Teklif, böylelikle parlamenterlerin en çok destek verdiği seçeceğin belirlenmesini hedefliyor.
"Vatandaş meclisi"
İşçi Partili milletvekili Stella Creasy'nin değişiklik teklifi de öncelikle Brexit tarihinin ertelenmesini öngörüyor. Teklife göre hükümet, Brexit sürecinde 250 kişiden oluşturulacak bir "vatandaş meclisi"ne söz hakkı tanıyacak.
İngiltere'nin nüfus yapısını yansıtacak şekilde teşkil edilecek "vatandaş meclisinin" bir uzman danışman heyetinin de desteğiyle 10 hafta boyunca Brexit konusundaki muhtelif senaryoları tartışması ve ardından önerilerin hükümete sunması öngörülüyor.
Teklif, "vatandaş meclisi"nin önerilerine hükümetin takip eden 2 hafta içinde yanıt vermesini de içeriyor.
29 Ocak'ta oylanacak değişiklik teklifleri İngiliz hükümeti için bağlayıcılık niteliği taşımıyor. Herhangi bir teklifin sadece alacağı oy miktarıyla hükümet üzerinde siyasi bir baskı oluşturması bekleniyor.
Bunun tek istisnasını Yvette Cooper'ın değişiklik teklifi oluşturuyor. Cooper'ın teklifinin hedeflediği desteği bulması halinde Brexit'in ertelenmesi yasalaşacağı için hükümet de buna uymaya mecbur kalacak.
İstifa furyası gelebilir
Hükümet 29 Ocak oylamalarına hazırlanırken, Çalışma Bakanı Amber Rudd'un May'e yönelttiği talep kritik gelişmelerin habercisi olarak değerlendirildi.
Rudd, May'e çağrıda bulunarak 29 Ocak'taki oylamalarda Muhafazakar Partili milletvekillerini serbest bırakmasını istedi.

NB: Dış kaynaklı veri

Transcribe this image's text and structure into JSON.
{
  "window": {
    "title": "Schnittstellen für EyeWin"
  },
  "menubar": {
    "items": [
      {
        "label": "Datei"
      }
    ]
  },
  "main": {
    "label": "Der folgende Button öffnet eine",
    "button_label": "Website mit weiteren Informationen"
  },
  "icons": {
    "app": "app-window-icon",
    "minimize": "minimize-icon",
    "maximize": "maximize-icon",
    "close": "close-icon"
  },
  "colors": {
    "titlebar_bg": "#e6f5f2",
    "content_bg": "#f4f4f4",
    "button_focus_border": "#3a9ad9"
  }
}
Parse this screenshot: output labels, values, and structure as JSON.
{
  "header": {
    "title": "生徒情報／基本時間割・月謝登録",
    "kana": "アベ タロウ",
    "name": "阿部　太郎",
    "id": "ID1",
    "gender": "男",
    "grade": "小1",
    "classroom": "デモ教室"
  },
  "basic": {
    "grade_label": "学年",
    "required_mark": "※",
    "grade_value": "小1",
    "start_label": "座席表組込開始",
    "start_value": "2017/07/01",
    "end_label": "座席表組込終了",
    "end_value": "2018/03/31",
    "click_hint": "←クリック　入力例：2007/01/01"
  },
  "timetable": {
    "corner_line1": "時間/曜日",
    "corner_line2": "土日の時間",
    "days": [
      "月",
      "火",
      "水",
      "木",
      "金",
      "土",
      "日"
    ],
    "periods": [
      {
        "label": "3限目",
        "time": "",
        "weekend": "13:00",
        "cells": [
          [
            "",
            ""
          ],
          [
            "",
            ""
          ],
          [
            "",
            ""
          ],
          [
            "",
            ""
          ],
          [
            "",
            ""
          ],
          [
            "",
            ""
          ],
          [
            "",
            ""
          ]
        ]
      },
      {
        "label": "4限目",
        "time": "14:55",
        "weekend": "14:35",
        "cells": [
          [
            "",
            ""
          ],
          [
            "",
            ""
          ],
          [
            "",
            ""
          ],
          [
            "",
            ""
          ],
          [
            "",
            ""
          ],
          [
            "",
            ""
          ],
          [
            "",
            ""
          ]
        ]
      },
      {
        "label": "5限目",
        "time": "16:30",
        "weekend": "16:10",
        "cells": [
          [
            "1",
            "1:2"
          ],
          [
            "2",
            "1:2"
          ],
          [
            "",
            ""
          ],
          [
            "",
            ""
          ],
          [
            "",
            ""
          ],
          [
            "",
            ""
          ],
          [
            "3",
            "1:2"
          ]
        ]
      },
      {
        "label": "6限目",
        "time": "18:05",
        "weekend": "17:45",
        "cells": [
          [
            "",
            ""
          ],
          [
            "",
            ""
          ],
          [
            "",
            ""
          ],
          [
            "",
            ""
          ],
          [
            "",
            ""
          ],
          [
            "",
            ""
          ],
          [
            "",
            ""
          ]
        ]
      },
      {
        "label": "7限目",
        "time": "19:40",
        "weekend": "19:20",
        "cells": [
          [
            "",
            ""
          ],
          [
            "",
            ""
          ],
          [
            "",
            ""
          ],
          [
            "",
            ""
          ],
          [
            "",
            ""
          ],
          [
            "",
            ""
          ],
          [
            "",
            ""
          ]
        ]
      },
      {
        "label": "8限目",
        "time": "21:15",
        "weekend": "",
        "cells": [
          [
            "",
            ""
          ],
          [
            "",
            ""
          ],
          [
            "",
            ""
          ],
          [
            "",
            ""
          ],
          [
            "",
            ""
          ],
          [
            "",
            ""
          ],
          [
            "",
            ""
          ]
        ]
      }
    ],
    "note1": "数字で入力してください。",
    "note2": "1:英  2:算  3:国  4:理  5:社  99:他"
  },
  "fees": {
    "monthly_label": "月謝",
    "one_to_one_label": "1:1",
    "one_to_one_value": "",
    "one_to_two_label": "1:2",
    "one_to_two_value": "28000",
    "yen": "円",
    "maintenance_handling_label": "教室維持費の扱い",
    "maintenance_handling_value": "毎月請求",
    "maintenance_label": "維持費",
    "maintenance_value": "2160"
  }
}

İngiliz basınında yer alan kulis haberlerine göre Rudd'a destek veren bazı kabine üyeleri, May'in bu talebi geri çevirmesi durumunda kritik görevlerdeki 40 kadar bakan ve diğer yetkilinin istifa etmeye hazırlandığının sinyalini veriyor.
Hükümet kanadında yaşanacak bu çapta bir istifa furyası ülkede erken seçimi de gündeme getirebilir.
Anlaşmasız ayrılık kabusu
İngiltere'de anlaşmasız Brexit'e sadece "sert Brexitçi" olarak tanımlanan, milliyetçi kesimlerin sıcak baktığı görülüyor.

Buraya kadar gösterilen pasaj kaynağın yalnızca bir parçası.